Harry is confused. He wants the government to keep the peace and he understands some of the reasons Tom offers for respecting and upholding the freedom of choice of each individual and defending his life and property. But Harry also shares Dick’s desire to tax the rich and give to the poor. And he expects government to regulate and control, if not actively manage and operate, vast business enterprises supplying goods and services that "everybody needs."
So, in our "Small Society," Tom wants limited government and Dick wants unlimited government; Harry, who agrees with his friends, holds the balance of power.
If Tom adheres to his principles of defending his life and property with a minimum of coercion against others, he can appeal to Harry’s sense of justice but not force Harry to side with Tom and against Dick. Dick, on the other hand, is not deterred by principle from the use of threat or force, as well as argument, to impose his socialistic government upon Tom and Harry. The nature and extent of government control of this society is largely up to Harry and depends upon which way he happens to waver at the time.
The Harrys—for there are many of them and they always outnumber the hard-core Toms and Dicks in any society—are rarely conscious of any principles of action. They merely react to this or that urge or pressure. Yet, by their reactions, they plot the course of government. In a huff of grievances against an inept King George, the Harrys may let Tom constitute a government of strictly limited powers. That is, they do not then react against the principles for which Tom stands. But without understanding or conviction, the Harrys of another day may just as easily swing behind Dick and his subtle arguments for expanding the government into a full-blown welfare state, riding roughshod over Tom and his principles. And about all Tom can do under the circumstances is to tolerate the trend and "render unto Caesar." Not until Caesar’s oppression moves the Harrys to rebel can they again hear the sober admonitions to repeal special privileges and cut government back to a more limited defensive role.
So Tom and Dick have their respective principles of government. But the government, in fact, is always a compromise; it’s what the Harrys, by their reactions, say it is.
Because of its coercive nature, government can be a dangerous servant; it can compel productive persons to stop whatever they may be doing and divert their time and energy instead toward the things said by the effective governing majority to be more important. Government can protect life and property against aggression; or, it can take from some to give to others. But these are contradictory behaviors; the one more or less precludes or negates the other. How clearly one perceives that basic contradiction largely determines his ideal of the proper role of government.
A person of foresight undoubtedly will see that government ought to be strictly limited to a negative defensive role so as to be the least possible burden upon the constructive and peaceful pursuits of individuals.
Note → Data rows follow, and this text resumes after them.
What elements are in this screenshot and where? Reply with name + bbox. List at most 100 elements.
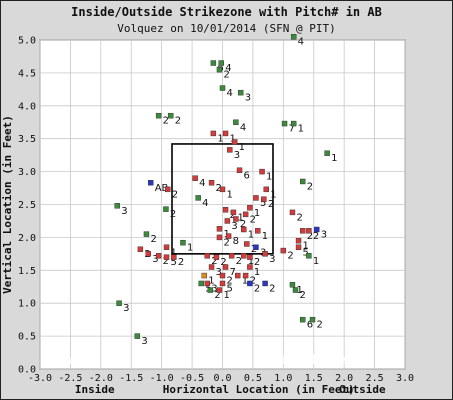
pitch-marker [204,253,210,259]
y-tick-label: 2.0 [18,233,36,244]
pitch-marker [233,119,239,125]
pitch-marker [233,216,239,222]
pitch-number-label: 3 [234,150,240,161]
pitch-number-label: 1 [237,212,243,223]
pitch-number-label: 1 [254,267,260,278]
pitch-number-label: 3 [141,336,147,347]
y-tick-label: 0.0 [18,365,36,376]
x-tick-label: 2.5 [366,373,384,384]
pitch-number-label: 2 [227,276,233,287]
pitch-marker [262,280,268,287]
x-tick-labels: -3.0 -2.5 -2.0 -1.5 -1.0 -0.5 0.0 0.5 1.0 1.5 2.0 2… [28,373,414,384]
pitch-marker [290,34,297,40]
pitch-marker [219,272,226,279]
pitch-number-label: 2 [175,116,181,127]
pitch-marker [259,168,265,175]
pitch-number-label: 1 [298,124,304,135]
pitch-number-label: 4 [240,122,246,133]
watermark-group: PitchInfo BrooksBaseball.net [42,353,403,368]
pitch-number-label: 2 [307,181,313,192]
pitch-number-label: 2 [250,214,256,225]
pitch-marker [171,254,177,260]
pitch-number-label: 2 [211,256,217,267]
pitch-number-label: 2 [220,257,226,268]
y-axis-title: Vertical Location (in Feet) [1,115,14,294]
pitch-number-label: 6 [307,320,313,331]
pitch-number-label: 2 [317,320,323,331]
pitch-marker [231,139,238,145]
pitch-number-label: 2 [214,290,220,301]
pitch-marker [300,178,306,185]
x-axis-title: Horizontal Location (in Feet) [163,383,355,396]
pitch-marker [289,282,296,288]
pitch-marker [219,186,226,193]
pitch-number-label: 1 [242,276,248,287]
pitch-marker [208,264,215,270]
strike-zone-box [171,143,274,255]
y-tick-label: 3.5 [18,134,36,145]
y-tick-label: 1.0 [18,299,36,310]
pitch-marker [137,246,144,252]
pitch-marker [145,251,151,257]
pitch-marker [216,226,223,232]
pitch-marker [208,180,215,186]
pitch-number-label: 1 [254,208,260,219]
pitch-marker [300,316,306,323]
pitch-marker [219,85,226,91]
pitch-marker [225,233,232,239]
pitch-marker [180,239,186,246]
pitch-number-label: 2 [223,70,229,81]
pitch-number-label: 7 [289,124,295,135]
pitch-marker [261,196,267,202]
pitch-marker [306,253,312,259]
pitch-number-label: 1 [239,142,245,153]
pitch-number-label: 5 [171,257,177,268]
pitch-marker [222,130,229,137]
x-tick-label: 0.5 [244,373,262,384]
pitch-marker [201,272,207,279]
pitch-number-label: AB [155,183,169,194]
y-tick-label: 0.5 [18,332,36,343]
pitch-marker [143,231,150,237]
pitch-marker [222,207,229,213]
x-tick-label: -1.5 [119,373,143,384]
chart-subtitle: Volquez on 10/01/2014 (SFN @ PIT) [117,22,336,35]
x-tick-label: -2.0 [89,373,113,384]
pitch-marker [198,280,204,287]
pitch-points: 464243224711113161AB42221145221212233211… [114,34,338,347]
pitch-number-label: 3 [231,221,237,232]
pitch-marker [262,251,268,257]
watermark-brooksbaseball: BrooksBaseball.net [261,353,403,368]
pitch-number-label: 2 [296,212,302,223]
x-tick-label: 0.0 [213,373,231,384]
y-tick-label: 4.5 [18,68,36,79]
pitch-number-label: 1 [266,172,272,183]
chart-title: Inside/Outside Strikezone with Pitch# in… [71,5,382,19]
pitch-marker [227,147,233,153]
pitch-number-label: 2 [170,209,176,220]
pitch-number-label: 1 [303,241,309,252]
pitch-number-label: 7 [230,267,236,278]
pitch-marker [255,228,261,234]
pitch-marker [163,206,169,212]
pitch-marker [300,228,306,234]
pitch-marker [292,287,299,293]
pitch-marker [289,209,296,216]
pitch-marker [247,205,253,211]
pitch-marker [309,316,316,323]
pitch-marker [210,130,217,137]
pitch-number-label: 2 [163,116,169,127]
pitch-number-label: 1 [187,243,193,254]
pitch-marker [222,264,229,270]
pitch-marker [247,280,253,287]
pitch-marker [290,120,297,127]
y-tick-label: 5.0 [18,36,36,47]
pitch-number-label: 1 [331,153,337,164]
pitch-number-label: 2 [250,276,256,287]
x-tick-label: 1.5 [305,373,323,384]
pitch-number-label: 6 [244,170,250,181]
pitch-number-label: 1 [248,230,254,241]
pitch-number-label: 2 [150,234,156,245]
pitch-marker [204,280,210,287]
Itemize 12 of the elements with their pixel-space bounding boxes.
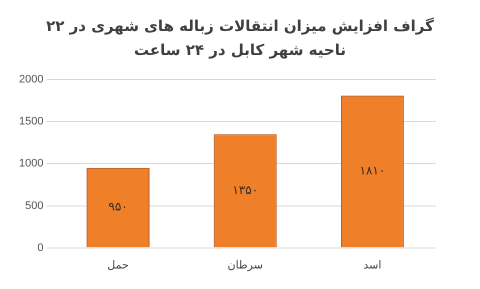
- y-tick-label: 500: [25, 200, 44, 212]
- y-tick-label: 2000: [18, 74, 44, 86]
- chart-title: گراف افزایش میزان انتقالات زباله های شهری در ۲۲ ناحیه شهر کابل در ۲۴ ساعت: [45, 16, 435, 61]
- y-tick-label: 0: [37, 242, 44, 254]
- x-tick-label: اسد: [363, 258, 382, 272]
- data-label: ۱۸۱۰: [360, 164, 386, 178]
- x-tick-label: سرطان: [227, 258, 263, 272]
- x-tick-label: حمل: [107, 258, 129, 272]
- y-tick-label: 1000: [18, 158, 44, 170]
- y-tick-label: 1500: [18, 116, 44, 128]
- data-label: ۱۳۵۰: [232, 182, 258, 197]
- data-label: ۹۵۰: [108, 200, 128, 214]
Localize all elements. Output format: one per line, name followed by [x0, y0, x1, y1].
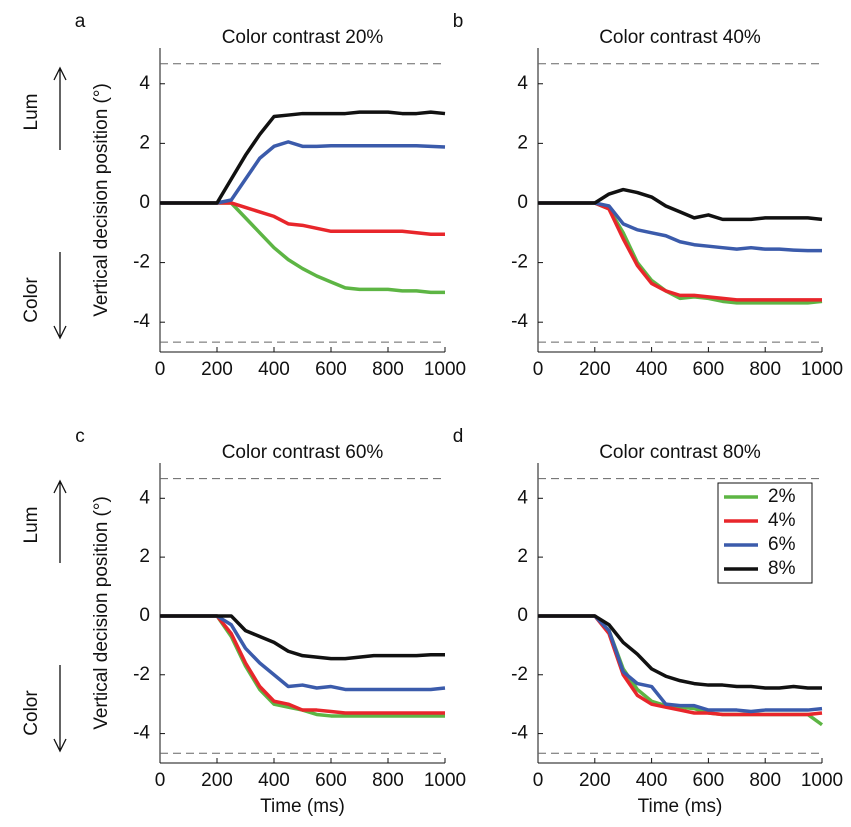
arrow — [53, 66, 67, 150]
x-tick-label: 200 — [201, 359, 233, 380]
y-tick-label: -2 — [511, 664, 528, 685]
legend-label: 6% — [768, 534, 796, 555]
y-tick-label: 4 — [517, 73, 528, 94]
annotation: Color — [21, 690, 42, 736]
x-tick-label: 800 — [372, 359, 404, 380]
y-tick-label: 2 — [139, 546, 150, 567]
data-line — [160, 614, 445, 661]
x-tick-label: 200 — [201, 770, 233, 791]
y-tick-label: 4 — [139, 73, 150, 94]
annotation: Lum — [21, 94, 42, 131]
y-tick-label: -2 — [133, 252, 150, 273]
data-line — [538, 614, 823, 717]
x-tick-label: 0 — [155, 770, 166, 791]
y-tick-label: 0 — [517, 192, 528, 213]
x-tick-label: 0 — [155, 359, 166, 380]
x-tick-label: 400 — [636, 770, 668, 791]
panel-label: c — [75, 426, 85, 447]
arrow — [53, 665, 67, 753]
arrow — [53, 479, 67, 563]
x-tick-label: 0 — [533, 359, 544, 380]
y-tick-label: 4 — [517, 487, 528, 508]
annotation: Lum — [21, 507, 42, 544]
y-tick-label: 0 — [139, 192, 150, 213]
x-tick-label: 600 — [315, 770, 347, 791]
y-axis-label: Vertical decision position (°) — [91, 83, 112, 317]
panel-label: d — [453, 426, 464, 447]
x-tick-label: 400 — [636, 359, 668, 380]
data-line — [160, 614, 446, 692]
data-line — [538, 614, 822, 690]
y-tick-label: 0 — [517, 605, 528, 626]
legend-box — [717, 482, 813, 584]
chart-title: Color contrast 20% — [222, 27, 384, 48]
data-line — [538, 187, 823, 222]
y-tick-label: 2 — [139, 132, 150, 153]
x-tick-label: 1000 — [801, 770, 843, 791]
arrow — [53, 252, 67, 340]
chart-title: Color contrast 80% — [599, 442, 761, 463]
y-tick-label: -2 — [511, 252, 528, 273]
x-tick-label: 200 — [579, 359, 611, 380]
x-tick-label: 1000 — [424, 770, 466, 791]
y-tick-label: -2 — [133, 664, 150, 685]
legend-label: 2% — [768, 486, 796, 507]
x-tick-label: 400 — [258, 770, 290, 791]
y-tick-label: -4 — [133, 723, 150, 744]
y-axis-label: Vertical decision position (°) — [91, 496, 112, 730]
y-tick-label: -4 — [511, 311, 528, 332]
panel-label: b — [453, 11, 464, 32]
x-tick-label: 600 — [693, 770, 725, 791]
data-line — [160, 201, 445, 295]
data-line — [160, 201, 445, 237]
x-tick-label: 400 — [258, 359, 290, 380]
panel-label: a — [75, 11, 86, 32]
data-line — [160, 140, 446, 205]
y-tick-label: 4 — [139, 487, 150, 508]
x-axis-label: Time (ms) — [260, 796, 345, 817]
x-tick-label: 1000 — [801, 359, 843, 380]
data-line — [160, 614, 445, 715]
x-tick-label: 600 — [315, 359, 347, 380]
y-tick-label: -4 — [133, 311, 150, 332]
x-tick-label: 800 — [749, 770, 781, 791]
x-tick-label: 1000 — [424, 359, 466, 380]
chart-title: Color contrast 60% — [222, 442, 384, 463]
y-tick-label: 0 — [139, 605, 150, 626]
x-tick-label: 600 — [693, 359, 725, 380]
data-line — [160, 110, 446, 205]
chart-title: Color contrast 40% — [599, 27, 761, 48]
x-tick-label: 0 — [533, 770, 544, 791]
annotation: Color — [21, 277, 42, 323]
x-tick-label: 800 — [372, 770, 404, 791]
y-tick-label: 2 — [517, 546, 528, 567]
data-line — [538, 614, 823, 714]
legend-label: 8% — [768, 558, 796, 579]
data-line — [160, 614, 445, 718]
x-tick-label: 800 — [749, 359, 781, 380]
y-tick-label: 2 — [517, 132, 528, 153]
y-tick-label: -4 — [511, 723, 528, 744]
x-tick-label: 200 — [579, 770, 611, 791]
legend-label: 4% — [768, 510, 796, 531]
x-axis-label: Time (ms) — [638, 796, 723, 817]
It is similar to a drug that may be highly effective and appropriate as treatment of a disease. But those who do not foresee the potential tyranny may ask that government apply its coercive powers to all sorts of reform measures and charities and services to consumers that otherwise would be left to voluntary cooperation in the market. This use of the drug in a flight from reality becomes an addiction that weakens and destroys the individual.